It turns out it’s not so easy to buy Afghani politicians.
You might think they’d come cheaper than American pols, but you might be wrong.
Seems the most you can “buy” is access to a politician. The very quiddity of a politician, the difference that makes a difference, is the politician’s ability to change his mind. That precludes out-and-out purchase. It’s more like what Dick Armey called it: renting.
The United States taxpayer has poured nearly two-thirds of a trillion dollars into the Afghanistan war, and there’s also $10 billion in official annual aid and who knows how many “millions of dollars in monthly payments delivered in suitcases, backpacks and plastic shopping bags” by the CIA in hopes of securing the election and continued cooperation of the Karzai government.
But that cooperation didn’t last. It didn’t buy the U.S. permanent immunity status — apparently Obama administration higher ups wanted permanent war status in Afghanistan, protected from negative fallout like court suits.

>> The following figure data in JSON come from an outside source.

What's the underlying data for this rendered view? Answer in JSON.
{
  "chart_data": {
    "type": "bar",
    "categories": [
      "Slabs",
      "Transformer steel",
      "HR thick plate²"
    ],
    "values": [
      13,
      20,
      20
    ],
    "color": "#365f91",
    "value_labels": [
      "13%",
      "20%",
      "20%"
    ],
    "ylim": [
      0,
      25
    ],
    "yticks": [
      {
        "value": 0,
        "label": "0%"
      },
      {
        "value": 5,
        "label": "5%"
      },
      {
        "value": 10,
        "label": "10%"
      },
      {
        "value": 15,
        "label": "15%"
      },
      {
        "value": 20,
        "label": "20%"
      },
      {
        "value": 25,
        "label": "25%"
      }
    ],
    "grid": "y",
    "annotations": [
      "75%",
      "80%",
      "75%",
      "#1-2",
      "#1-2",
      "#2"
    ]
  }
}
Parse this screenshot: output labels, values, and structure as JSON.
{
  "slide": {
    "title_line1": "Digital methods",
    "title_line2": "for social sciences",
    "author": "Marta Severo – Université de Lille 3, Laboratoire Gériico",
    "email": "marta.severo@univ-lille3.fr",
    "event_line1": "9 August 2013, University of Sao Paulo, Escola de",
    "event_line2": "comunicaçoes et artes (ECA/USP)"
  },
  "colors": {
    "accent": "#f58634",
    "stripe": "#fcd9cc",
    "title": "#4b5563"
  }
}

The CIA-supplied suitcases of U.S. taxpayer money had a special name in the Karzai inner circle: Ghost money. What came in secret left in secret.
That’s why the “bought” — er, “rented” — don’t stay on the take for long. Why should they? What money? What payment?
You mean ghost money?
We don’t see no ghosts.
Sadly, there appears to be a lot of truth to the quip of one American official, quoted in the New York Times: “The biggest source of corruption in Afghanistan was the United States.”
On the bright side, this may mean that American forces will be withdrawn, perhaps even in toto, within the year.
This is Common Sense. I’m Paul Jacob.